Ray, die sich nun ein wenig unbehaglich fühlte, weil sie als einzige herumstand, sank auf den zweiten Stuhl, der Lina am Tisch gegenüber stand.
„Gut.“ Lina nickte langsam. „Und die Blutsbindung?“
Sie schaute zwischen Ray und Lee hin und her und sofort erröte Ray wieder. Genau das war es schließlich, was sie vorhin hatten herausfinden wollen.
„Die ist wohl zweifelsfrei vorhanden“, hörte sie Lee sagen und sah sich zu ihm um. Er grinste sie verschmitzt an, doch ehe Ray etwas sagen konnte, räusperte Lina sich. „Also? Mentale Kommunikation? Geteilte Gefühle? Unzügelbare Leidenschaft?“, ratterte sie mehrere Punkte herunter, die Rays Wissens nach Indizien für eine solche Bindung waren.
„Sag du es ihr“, meldete Lee sich zu Wort und Ray fuhr abermals zu ihm herum. Mit gerunzelter Stirn musterte sie ihn, als sie ihn sagen hörte: „Du kannst mich doch hören, nicht wahr?“
Ray schluckte. Er hatte die Lippen nicht bewegt. Hieß das etwa, dass er im Geist mit ihr sprach?

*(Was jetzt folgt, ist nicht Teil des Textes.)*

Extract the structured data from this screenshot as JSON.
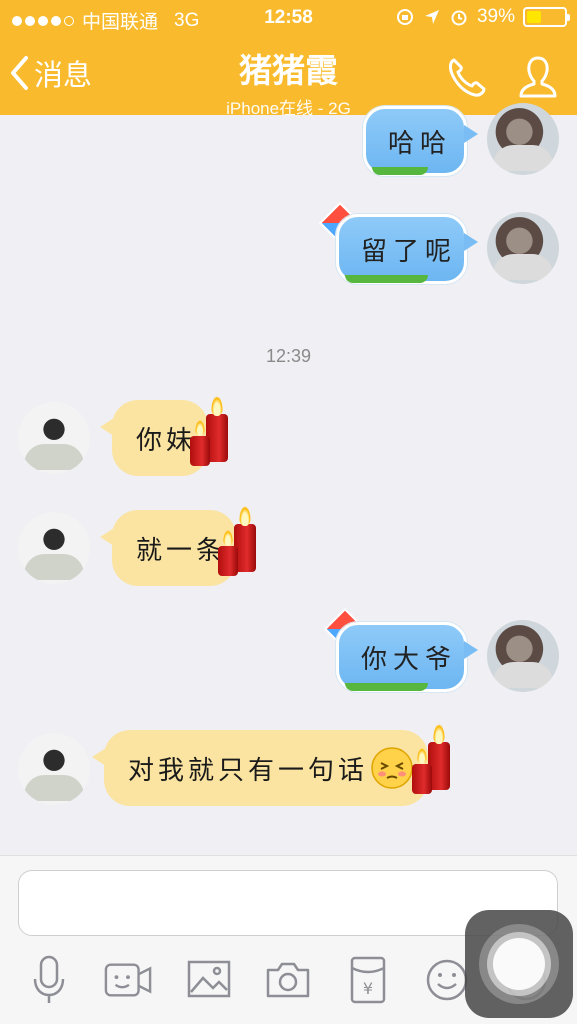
{
  "status_bar": {
    "carrier": "中国联通",
    "network": "3G",
    "time": "12:58",
    "battery_percent": "39%",
    "battery_level": 0.39,
    "signal_dots_filled": 4
  },
  "header": {
    "back_label": "消息",
    "contact_name": "猪猪霞",
    "contact_status": "iPhone在线 - 2G"
  },
  "messages": [
    {
      "side": "out",
      "text": "哈哈"
    },
    {
      "side": "out",
      "text": "留了呢"
    },
    {
      "side": "in",
      "text": "你妹"
    },
    {
      "side": "in",
      "text": "就一条"
    },
    {
      "side": "out",
      "text": "你大爷"
    },
    {
      "side": "in",
      "text": "对我就只有一句话"
    }
  ],
  "timestamp": "12:39",
  "input": {
    "placeholder": "",
    "value": ""
  },
  "toolbar": [
    {
      "name": "microphone-icon"
    },
    {
      "name": "video-call-icon"
    },
    {
      "name": "image-icon"
    },
    {
      "name": "camera-icon"
    },
    {
      "name": "red-packet-icon"
    },
    {
      "name": "emoji-icon"
    },
    {
      "name": "plus-icon"
    }
  ],
  "colors": {
    "header": "#f9bb2d",
    "bubble_out": "#7cbcf4",
    "bubble_in": "#fbe4a1",
    "background": "#efeff4"
  }
}
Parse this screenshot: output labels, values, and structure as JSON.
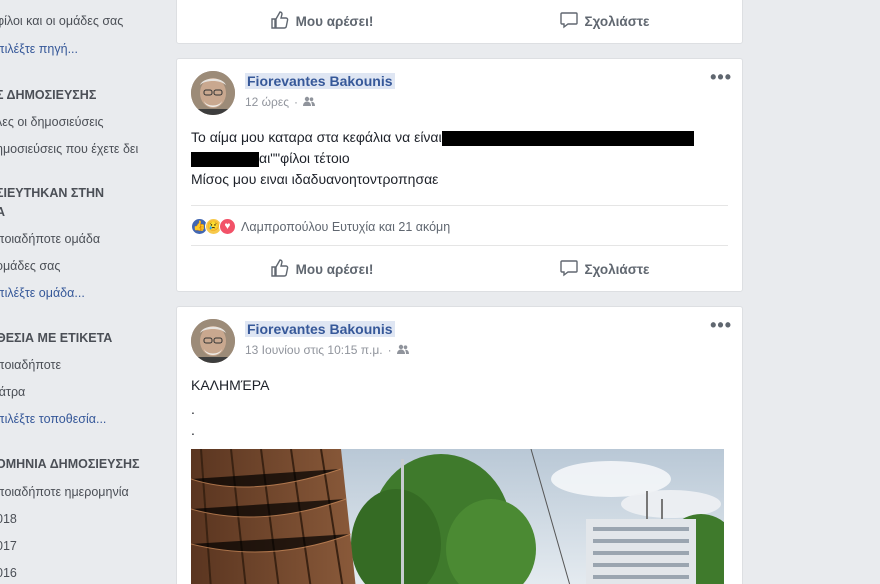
{
  "sidebar": {
    "items": [
      {
        "text": "φίλοι και οι ομάδες σας",
        "kind": "text"
      },
      {
        "text": "πιλέξτε πηγή...",
        "kind": "link"
      },
      {
        "text": "Σ ΔΗΜΟΣΙΕΥΣΗΣ",
        "kind": "head"
      },
      {
        "text": "λες οι δημοσιεύσεις",
        "kind": "text"
      },
      {
        "text": "ημοσιεύσεις που έχετε δει",
        "kind": "text"
      },
      {
        "text": "ΣΙΕΥΤΗΚΑΝ ΣΤΗΝ",
        "kind": "head"
      },
      {
        "text": "Α",
        "kind": "head"
      },
      {
        "text": "ποιαδήποτε ομάδα",
        "kind": "text"
      },
      {
        "text": "ομάδες σας",
        "kind": "text"
      },
      {
        "text": "πιλέξτε ομάδα...",
        "kind": "link"
      },
      {
        "text": "ΘΕΣΙΑ ΜΕ ΕΤΙΚΕΤΑ",
        "kind": "head"
      },
      {
        "text": "ποιαδήποτε",
        "kind": "text"
      },
      {
        "text": "ιάτρα",
        "kind": "text"
      },
      {
        "text": "πιλέξτε τοποθεσία...",
        "kind": "link"
      },
      {
        "text": "ΟΜΗΝΙΑ ΔΗΜΟΣΙΕΥΣΗΣ",
        "kind": "head"
      },
      {
        "text": "ποιαδήποτε ημερομηνία",
        "kind": "text"
      },
      {
        "text": "018",
        "kind": "text"
      },
      {
        "text": "017",
        "kind": "text"
      },
      {
        "text": "016",
        "kind": "text"
      }
    ]
  },
  "actions": {
    "like_label": "Μου αρέσει!",
    "comment_label": "Σχολιάστε"
  },
  "post1": {
    "author": "Fiorevantes Bakounis",
    "time": "12 ώρες",
    "line1": "Το αίμα μου καταρα στα κεφάλια να είναι",
    "line2_after_redact": "αι\"\"φίλοι τέτοιο",
    "line3": "Μίσος μου ειναι ιδαδυανοητοντροπησαε",
    "reactions_text": "Λαμπροπούλου Ευτυχία και 21 ακόμη",
    "more": "•••"
  },
  "post2": {
    "author": "Fiorevantes Bakounis",
    "time": "13 Ιουνίου στις 10:15 π.μ.",
    "line1": "ΚΑΛΗΜΈΡΑ",
    "line2": ".",
    "line3": ".",
    "more": "•••"
  },
  "colors": {
    "link": "#365899",
    "background": "#e9ebee",
    "like_blue": "#4267b2",
    "love_red": "#f25268",
    "sad_yellow": "#f7c94b"
  }
}
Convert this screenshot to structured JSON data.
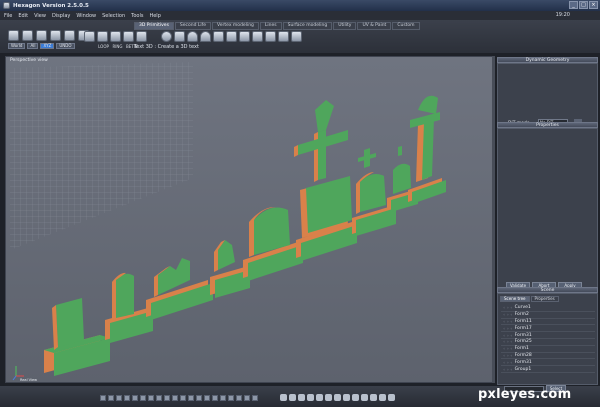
{
  "window": {
    "title": "Hexagon Version 2.5.0.5",
    "controls": [
      "_",
      "□",
      "×"
    ]
  },
  "menu": [
    "File",
    "Edit",
    "View",
    "Display",
    "Window",
    "Selection",
    "Tools",
    "Help"
  ],
  "clock": "19:20",
  "toolbar": {
    "coord_mode": "World",
    "small_buttons": [
      "World",
      "All",
      "XYZ",
      "UNDO"
    ],
    "tabs": [
      "3D Primitives",
      "Second Life",
      "Vertex modeling",
      "Lines",
      "Surface modeling",
      "Utility",
      "UV & Paint",
      "Custom"
    ],
    "active_tab": 0,
    "mod_labels": [
      "",
      "LOOP",
      "RING",
      "BETW",
      ""
    ],
    "status": "Text 3D : Create a 3D text"
  },
  "viewport": {
    "label": "Perspective view",
    "axis_label": "Real View"
  },
  "panels": {
    "dynamic": {
      "title": "Dynamic Geometry",
      "dit_label": "DiT mode",
      "dit_value": "No DiT"
    },
    "properties": {
      "title": "Properties",
      "buttons": [
        "Validate",
        "Abort",
        "Apply"
      ]
    },
    "scene": {
      "title": "Scene",
      "tabs": [
        "Scene tree",
        "Properties"
      ],
      "items": [
        "Curve1",
        "Form2",
        "Form11",
        "Form17",
        "Form31",
        "Form25",
        "Form1",
        "Form28",
        "Form31",
        "Group1"
      ],
      "select_label": "Select"
    }
  },
  "watermark": "pxleyes.com",
  "colors": {
    "background": "#1e2128",
    "viewport": "#676c78",
    "grave_face": "#4fa65c",
    "grave_side": "#d9814a",
    "highlight": "#3a7bd5"
  }
}
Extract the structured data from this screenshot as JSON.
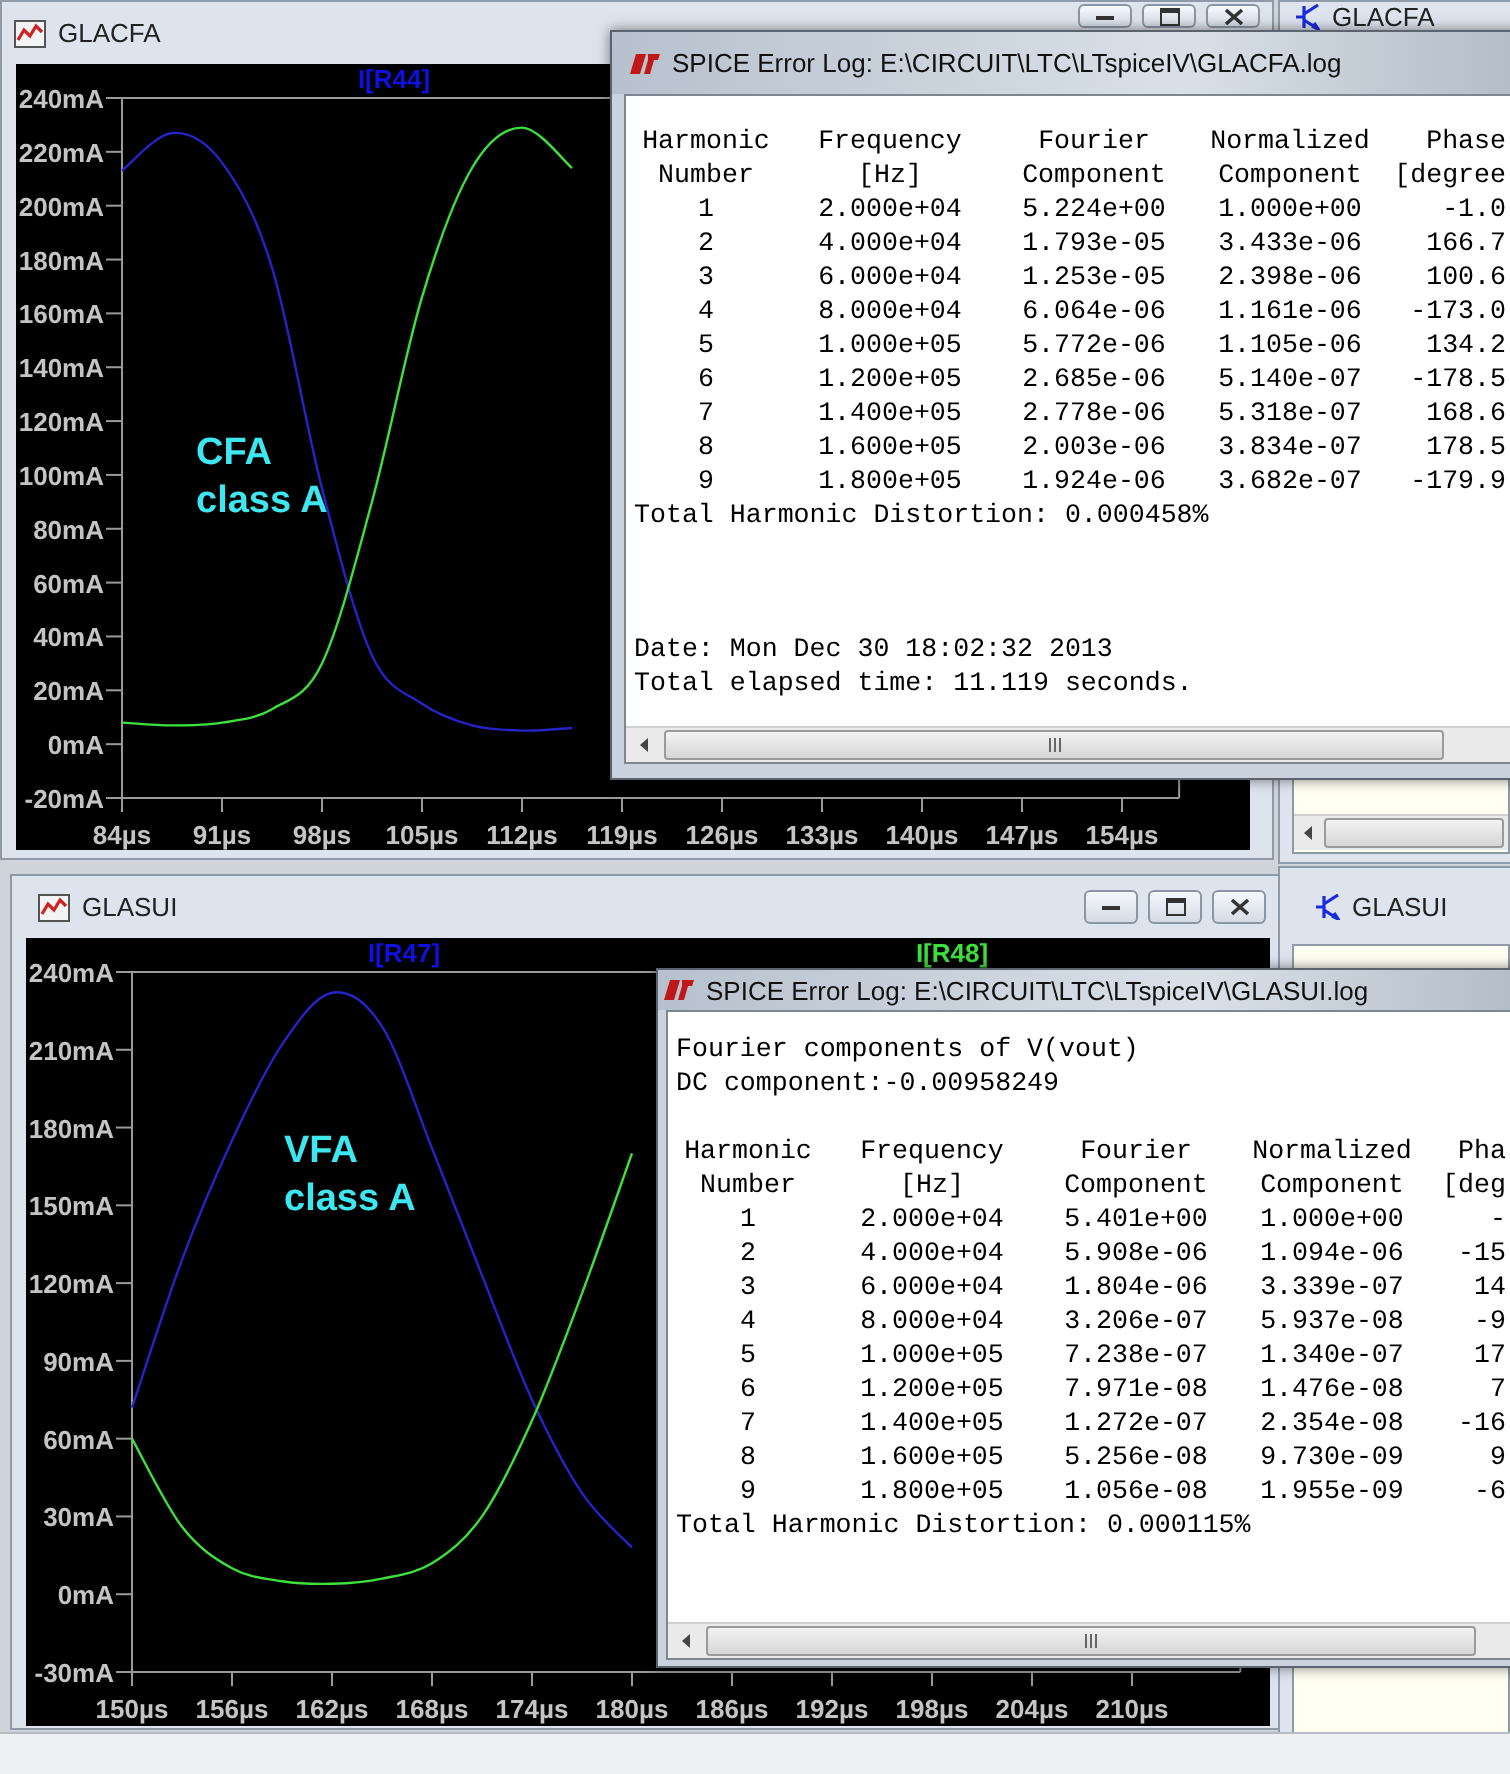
{
  "plot_windows": [
    {
      "title": "GLACFA",
      "chart_data": {
        "type": "line",
        "x": [
          84,
          87.5,
          91,
          94.5,
          98,
          101.5,
          105,
          108.5,
          112,
          115.5
        ],
        "series": [
          {
            "name": "I[R44]",
            "color": "#2424c8",
            "values": [
              213,
              227,
              216,
              177,
              95,
              33,
              15,
              7,
              5,
              6
            ]
          },
          {
            "color": "#3ee03e",
            "values": [
              8,
              7,
              8,
              13,
              30,
              90,
              166,
              214,
              229,
              214
            ]
          }
        ],
        "xlim": [
          84,
          158
        ],
        "ylim": [
          -20,
          240
        ],
        "xticks": [
          {
            "value": 84,
            "label": "84µs"
          },
          {
            "value": 91,
            "label": "91µs"
          },
          {
            "value": 98,
            "label": "98µs"
          },
          {
            "value": 105,
            "label": "105µs"
          },
          {
            "value": 112,
            "label": "112µs"
          },
          {
            "value": 119,
            "label": "119µs"
          },
          {
            "value": 126,
            "label": "126µs"
          },
          {
            "value": 133,
            "label": "133µs"
          },
          {
            "value": 140,
            "label": "140µs"
          },
          {
            "value": 147,
            "label": "147µs"
          },
          {
            "value": 154,
            "label": "154µs"
          }
        ],
        "yticks": [
          {
            "value": 240,
            "label": "240mA"
          },
          {
            "value": 220,
            "label": "220mA"
          },
          {
            "value": 200,
            "label": "200mA"
          },
          {
            "value": 180,
            "label": "180mA"
          },
          {
            "value": 160,
            "label": "160mA"
          },
          {
            "value": 140,
            "label": "140mA"
          },
          {
            "value": 120,
            "label": "120mA"
          },
          {
            "value": 100,
            "label": "100mA"
          },
          {
            "value": 80,
            "label": "80mA"
          },
          {
            "value": 60,
            "label": "60mA"
          },
          {
            "value": 40,
            "label": "40mA"
          },
          {
            "value": 20,
            "label": "20mA"
          },
          {
            "value": 0,
            "label": "0mA"
          },
          {
            "value": -20,
            "label": "-20mA"
          }
        ],
        "annotations": [
          "CFA",
          "class A"
        ]
      }
    },
    {
      "title": "GLASUI",
      "chart_data": {
        "type": "line",
        "x": [
          150,
          153,
          156,
          159,
          162,
          165,
          168,
          171,
          174,
          177,
          180
        ],
        "series": [
          {
            "name": "I[R47]",
            "color": "#2424c8",
            "values": [
              72,
              129,
              175,
              212,
              232,
              219,
              172,
              123,
              75,
              39,
              18
            ]
          },
          {
            "name": "I[R48]",
            "color": "#3ee03e",
            "values": [
              60,
              26,
              10,
              5,
              4,
              6,
              12,
              30,
              67,
              116,
              170
            ]
          }
        ],
        "xlim": [
          150,
          216.5
        ],
        "ylim": [
          -30,
          240
        ],
        "xticks": [
          {
            "value": 150,
            "label": "150µs"
          },
          {
            "value": 156,
            "label": "156µs"
          },
          {
            "value": 162,
            "label": "162µs"
          },
          {
            "value": 168,
            "label": "168µs"
          },
          {
            "value": 174,
            "label": "174µs"
          },
          {
            "value": 180,
            "label": "180µs"
          },
          {
            "value": 186,
            "label": "186µs"
          },
          {
            "value": 192,
            "label": "192µs"
          },
          {
            "value": 198,
            "label": "198µs"
          },
          {
            "value": 204,
            "label": "204µs"
          },
          {
            "value": 210,
            "label": "210µs"
          }
        ],
        "yticks": [
          {
            "value": 240,
            "label": "240mA"
          },
          {
            "value": 210,
            "label": "210mA"
          },
          {
            "value": 180,
            "label": "180mA"
          },
          {
            "value": 150,
            "label": "150mA"
          },
          {
            "value": 120,
            "label": "120mA"
          },
          {
            "value": 90,
            "label": "90mA"
          },
          {
            "value": 60,
            "label": "60mA"
          },
          {
            "value": 30,
            "label": "30mA"
          },
          {
            "value": 0,
            "label": "0mA"
          },
          {
            "value": -30,
            "label": "-30mA"
          }
        ],
        "annotations": [
          "VFA",
          "class A"
        ]
      }
    }
  ],
  "schematic_windows": [
    {
      "title": "GLACFA"
    },
    {
      "title": "GLASUI"
    }
  ],
  "log_windows": [
    {
      "title": "SPICE Error Log: E:\\CIRCUIT\\LTC\\LTspiceIV\\GLACFA.log",
      "table": {
        "header": [
          [
            "Harmonic",
            "Frequency",
            "Fourier",
            "Normalized",
            "Phase"
          ],
          [
            "Number",
            "[Hz]",
            "Component",
            "Component",
            "[degree"
          ]
        ],
        "rows": [
          [
            "1",
            "2.000e+04",
            "5.224e+00",
            "1.000e+00",
            "-1.0"
          ],
          [
            "2",
            "4.000e+04",
            "1.793e-05",
            "3.433e-06",
            "166.7"
          ],
          [
            "3",
            "6.000e+04",
            "1.253e-05",
            "2.398e-06",
            "100.6"
          ],
          [
            "4",
            "8.000e+04",
            "6.064e-06",
            "1.161e-06",
            "-173.0"
          ],
          [
            "5",
            "1.000e+05",
            "5.772e-06",
            "1.105e-06",
            "134.2"
          ],
          [
            "6",
            "1.200e+05",
            "2.685e-06",
            "5.140e-07",
            "-178.5"
          ],
          [
            "7",
            "1.400e+05",
            "2.778e-06",
            "5.318e-07",
            "168.6"
          ],
          [
            "8",
            "1.600e+05",
            "2.003e-06",
            "3.834e-07",
            "178.5"
          ],
          [
            "9",
            "1.800e+05",
            "1.924e-06",
            "3.682e-07",
            "-179.9"
          ]
        ]
      },
      "summary": "Total Harmonic Distortion: 0.000458%",
      "footer_lines": [
        "Date: Mon Dec 30 18:02:32 2013",
        "Total elapsed time: 11.119 seconds."
      ]
    },
    {
      "title": "SPICE Error Log: E:\\CIRCUIT\\LTC\\LTspiceIV\\GLASUI.log",
      "header_lines": [
        "Fourier components of V(vout)",
        "DC component:-0.00958249"
      ],
      "table": {
        "header": [
          [
            "Harmonic",
            "Frequency",
            "Fourier",
            "Normalized",
            "Pha"
          ],
          [
            "Number",
            "[Hz]",
            "Component",
            "Component",
            "[deg"
          ]
        ],
        "rows": [
          [
            "1",
            "2.000e+04",
            "5.401e+00",
            "1.000e+00",
            "-"
          ],
          [
            "2",
            "4.000e+04",
            "5.908e-06",
            "1.094e-06",
            "-15"
          ],
          [
            "3",
            "6.000e+04",
            "1.804e-06",
            "3.339e-07",
            "14"
          ],
          [
            "4",
            "8.000e+04",
            "3.206e-07",
            "5.937e-08",
            "-9"
          ],
          [
            "5",
            "1.000e+05",
            "7.238e-07",
            "1.340e-07",
            "17"
          ],
          [
            "6",
            "1.200e+05",
            "7.971e-08",
            "1.476e-08",
            "7"
          ],
          [
            "7",
            "1.400e+05",
            "1.272e-07",
            "2.354e-08",
            "-16"
          ],
          [
            "8",
            "1.600e+05",
            "5.256e-08",
            "9.730e-09",
            "9"
          ],
          [
            "9",
            "1.800e+05",
            "1.056e-08",
            "1.955e-09",
            "-6"
          ]
        ]
      },
      "summary": "Total Harmonic Distortion: 0.000115%"
    }
  ]
}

„Ja. Ich höre dich“, dachte sie überrascht und als Lee gleich darauf nickte, war es die Bestätigung, die ihr gefehlt hatte. Das war ja wirklich unglaublich!
„Definitiv sind wir blutsverbunden“, sagte Lee jetzt laut und Ray konnte es kaum glauben. Blutsverbunden. Sie. Mit einem Vampir.
„Bin ich jetzt keine Dämonin mehr?“, schoss es ihr in diesem Moment durch den Kopf und sie stellte ihre Frage geradewegs heraus.
„Doch“, kam sofort Linas Antwort. „Du bist jetzt quasi beides.“ Sie lächelte. „So wie ich.“
„Wie du?“ Überrascht riss Ray die Augen auf. Die Hexe sah kein bisschen wie eine Dämonin aus.
„Vamphexe“, sagte sie und deutete auf sich. „Sozusagen.“ Sie lachte auf und Ray starrte sie einfach nur an. Davon hatte sie wirklich noch nie etwas gehört.
„Und du bist dann…“ Lina legte den Kopf schräg und überlegte offenbar. „Eine Dämpirin vielleicht. Oder eine Vampmonin.“ Sie zuckte mit den Schultern. „Such es dir aus.“
Himmel!
Ray wurde schwindlig.
Das war absolut verrückt!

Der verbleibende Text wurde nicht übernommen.